Since \(-1.344\) is within the range \(-1.984, 1.984\), we fail to reject the null hypothesis. Thus, there is not enough evidence to support the claim that there is a difference in heights at \(\alpha = 0.05\).

Key concepts

Two-sample t-test

The two-sample t-test is a statistical method used when you want to compare the means of two independent groups to see if there is a significant difference between them. For instance, in our provided exercise, we want to know if the height of 9-year-old boys is different from that of 9-year-old girls.

• Assumptions: Both groups have normal distributions, and the data samples are independent.
• Key Formula: The formula to calculate the t-statistic is \[ t = \frac{\bar{x}_1 - \bar{x}_2}{\sqrt{\frac{s_1^2}{n_1} + \frac{s_2^2}{n_2}}} \]

This formula helps in determining the statistical difference (if any) between the means of the two groups. In our exercise, the boys and girls each represent one of the groups. The calculated t-statistic helps us compare it against the critical t-value to decide if the difference is statistically significant.

Null hypothesis

The null hypothesis, often denoted as \(H_0\), is a statement of no effect or no difference. It's the default assumption that there’s no relationship between two variables or sets of data. In the context of the exercise, the null hypothesis is that there is no difference in average heights between 9-year-old boys and girls, which is expressed as \(H_0: \mu_1 = \mu_2\).

The null hypothesis serves a crucial role as it provides a baseline for testing the statistical evidence. We assess this hypothesis to see if the apparent results could happen by random chance. If our test statistic shows a significant difference, we may reject this hypothesis. Conversely, if not, we fail to reject it, implying no statistically significant difference was found.

Degrees of freedom

Degrees of freedom (df) are a concept that refers to the number of values in a calculation that can vary. They play a critical role in determining the shape of the t-distribution and are used in determining critical t-values from statistical tables. In the two-sample t-test, the degrees of freedom help adjust for the size of each sample and variance.

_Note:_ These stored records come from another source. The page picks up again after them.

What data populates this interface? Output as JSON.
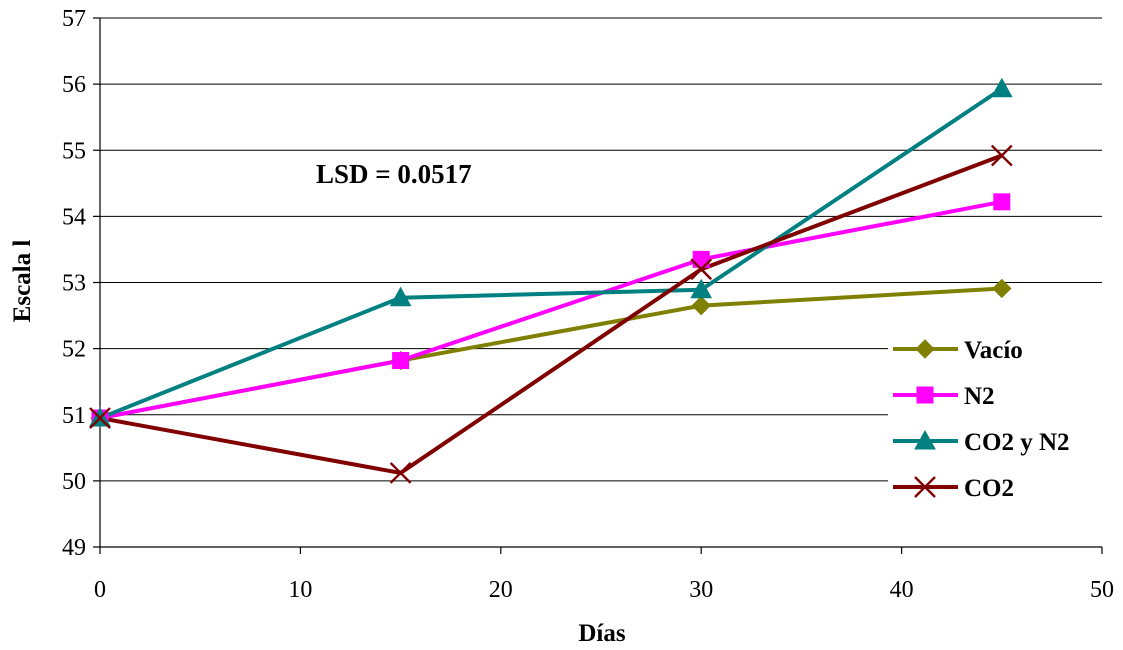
{
  "chart_data": {
    "type": "line",
    "xlabel": "Días",
    "ylabel": "Escala l",
    "xlim": [
      0,
      50
    ],
    "ylim": [
      49,
      57
    ],
    "x_ticks": [
      0,
      10,
      20,
      30,
      40,
      50
    ],
    "y_ticks": [
      49,
      50,
      51,
      52,
      53,
      54,
      55,
      56,
      57
    ],
    "grid": "horizontal",
    "legend_position": "right",
    "annotation": "LSD = 0.0517",
    "x": [
      0,
      15,
      30,
      45
    ],
    "series": [
      {
        "name": "Vacío",
        "values": [
          50.95,
          51.82,
          52.65,
          52.91
        ],
        "color": "#808000",
        "marker": "diamond"
      },
      {
        "name": "N2",
        "values": [
          50.95,
          51.82,
          53.35,
          54.22
        ],
        "color": "#ff00ff",
        "marker": "square"
      },
      {
        "name": "CO2 y N2",
        "values": [
          50.95,
          52.77,
          52.89,
          55.93
        ],
        "color": "#008080",
        "marker": "triangle"
      },
      {
        "name": "CO2",
        "values": [
          50.95,
          50.12,
          53.2,
          54.92
        ],
        "color": "#800000",
        "marker": "x"
      }
    ]
  }
}
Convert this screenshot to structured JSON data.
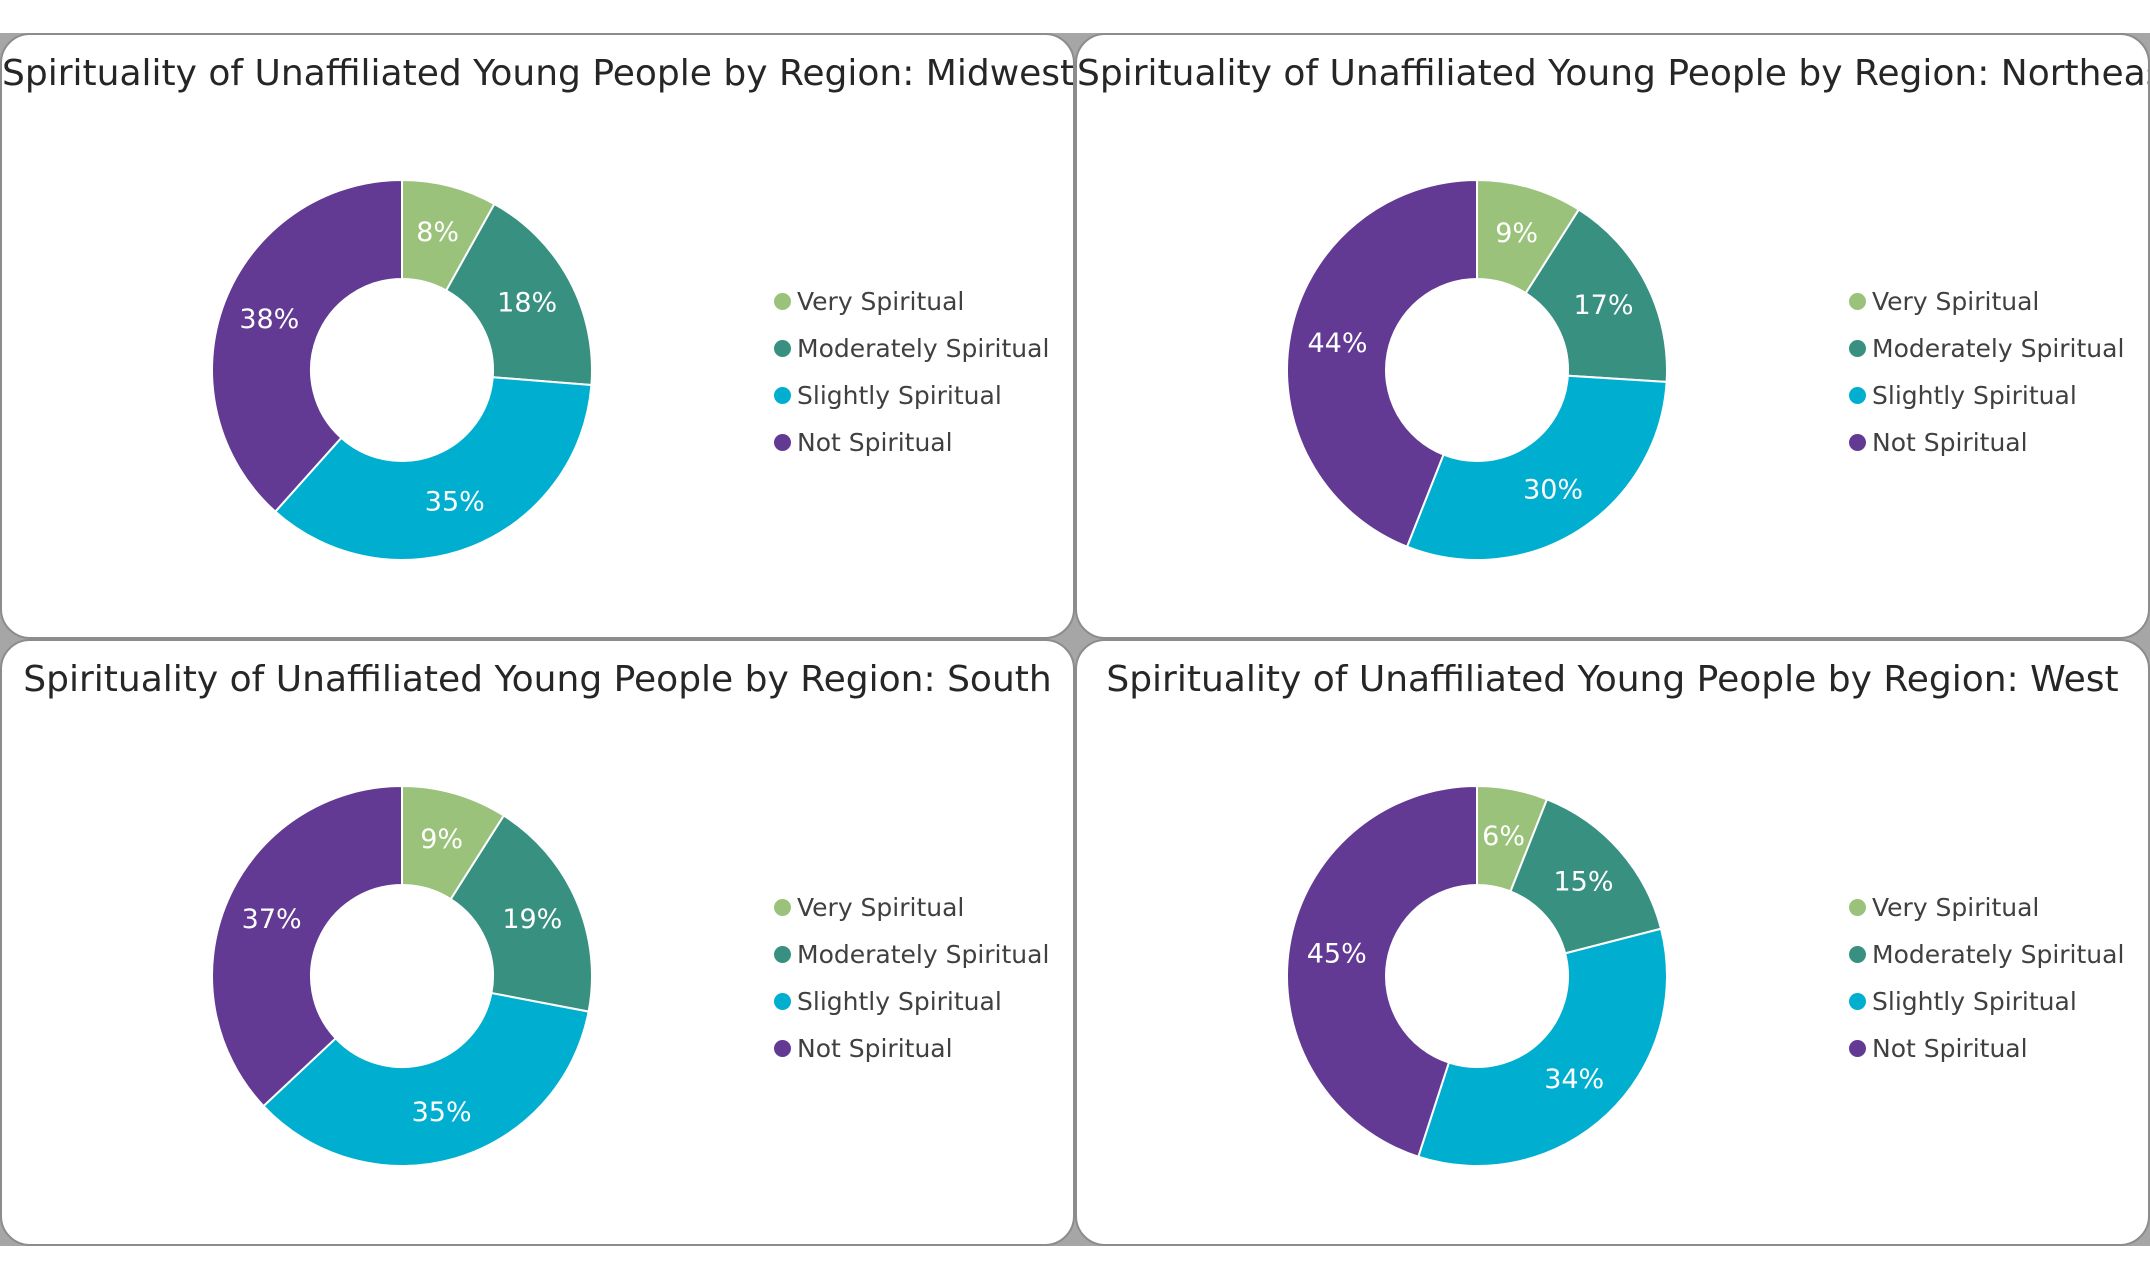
{
  "colors": {
    "very": "#9bc27a",
    "moderately": "#389080",
    "slightly": "#00afd0",
    "not": "#623993"
  },
  "chart_data": [
    {
      "type": "pie",
      "title": "Spirituality of Unaffiliated Young People by Region: Midwest",
      "categories": [
        "Very Spiritual",
        "Moderately Spiritual",
        "Slightly Spiritual",
        "Not Spiritual"
      ],
      "values": [
        8,
        18,
        35,
        38
      ],
      "labels": [
        "8%",
        "18%",
        "35%",
        "38%"
      ],
      "legend_position": "right"
    },
    {
      "type": "pie",
      "title": "Spirituality of Unaffiliated Young People by Region: Northeast",
      "categories": [
        "Very Spiritual",
        "Moderately Spiritual",
        "Slightly Spiritual",
        "Not Spiritual"
      ],
      "values": [
        9,
        17,
        30,
        44
      ],
      "labels": [
        "9%",
        "17%",
        "30%",
        "44%"
      ],
      "legend_position": "right"
    },
    {
      "type": "pie",
      "title": "Spirituality of Unaffiliated Young People by Region: South",
      "categories": [
        "Very Spiritual",
        "Moderately Spiritual",
        "Slightly Spiritual",
        "Not Spiritual"
      ],
      "values": [
        9,
        19,
        35,
        37
      ],
      "labels": [
        "9%",
        "19%",
        "35%",
        "37%"
      ],
      "legend_position": "right"
    },
    {
      "type": "pie",
      "title": "Spirituality of Unaffiliated Young People by Region: West",
      "categories": [
        "Very Spiritual",
        "Moderately Spiritual",
        "Slightly Spiritual",
        "Not Spiritual"
      ],
      "values": [
        6,
        15,
        34,
        45
      ],
      "labels": [
        "6%",
        "15%",
        "34%",
        "45%"
      ],
      "legend_position": "right"
    }
  ]
}
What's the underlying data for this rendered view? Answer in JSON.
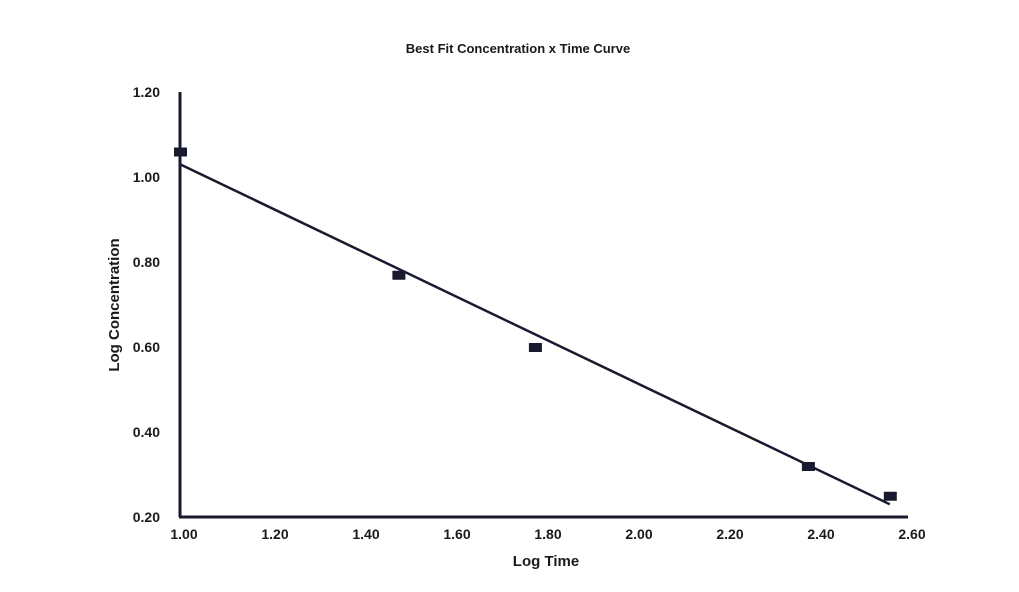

For our exercise, we use the formula:\[ df = \left( \frac{\left(\frac{s_1^2}{n_1} + \frac{s_2^2}{n_2}\right)^2}{\frac{\left(\frac{s_1^2}{n_1}\right)^2}{n_1-1} + \frac{\left(\frac{s_2^2}{n_2}\right)^2}{n_2-1}} \right) \]
This formula results in an approximate df of 107. With this df, we can accurately assess how rare the calculated t-score would be under the null hypothesis. More degrees of freedom typically indicate better estimates of population parameters, resulting in more reliable statistical tests.

Critical value

The critical value is the threshold or cutoff point that helps decide whether to reject the null hypothesis. With a two-tailed test and a given significance level (like \(\alpha = 0.05\)), the critical value marks the boundaries of what constitutes a rare or unlikely event under the assumption that the null hypothesis is true.

To find the critical value for our exercise, first determine the degrees of freedom, which is approximately 107, and look up the critical values in a t-distribution table. For a two-tailed test at the 0.05 significance level, the critical values are approximately \(\pm 1.984\).

This means if the calculated t-statistic falls outside this range, it would be considered evidence enough to reject the null hypothesis. In this scenario, however, the t-statistic calculated was \(-1.344\), which does not fall outside these critical values. Thus, there is insufficient evidence to support the claim that the heights are different.